If it's not enough, you can go with parallel access of course, using a number of connections simultaneously. But again, if its one-time operation, I wouldn't have bothered, after all, it will take you more time to write this multithreaded code than the difference in performance you'll gain :)

- 39,963
- 4
- 57
- 97
-
Its a frequent operation. We receive the excel from one department every alternate day..We receive 21 excels containing data related to different tables in a..We have to complete it on the same day itself – ghostrider Jun 29 '18 at 03:19
-
As I said it will take a minute or so (You should better try to simulate this operation) and measure the performance. Maybe its enough and a single threaded solution will work. Another point to consider - what if a multithreaded access fails to save some record in db, what should you do?
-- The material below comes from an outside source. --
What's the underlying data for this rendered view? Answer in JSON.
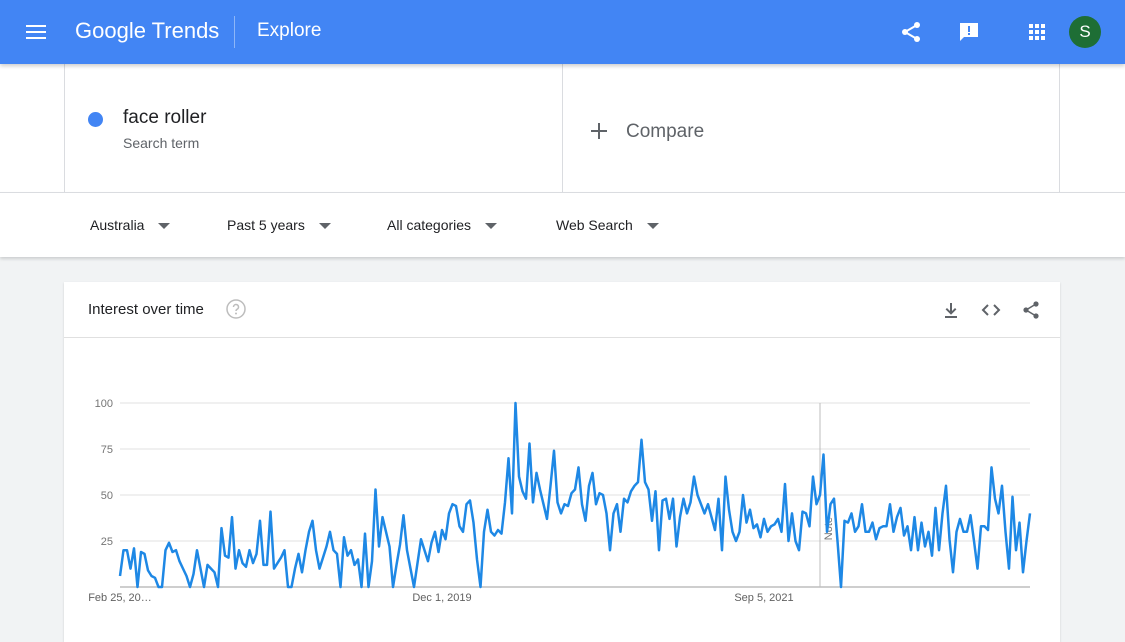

In a single threaded - you just memorize the last inserted batch and rerun the operation from there, but in multithreaded environment it won't be that easy – Mark Bramnik Jun 29 '18 at 03:21
if you want to use multithreading to improve the performance better you can create one thread per table and try to perform db-operation over the table. for thread management you can use executor service, threadpoolexecutor etc.

- 160
- 1
- 12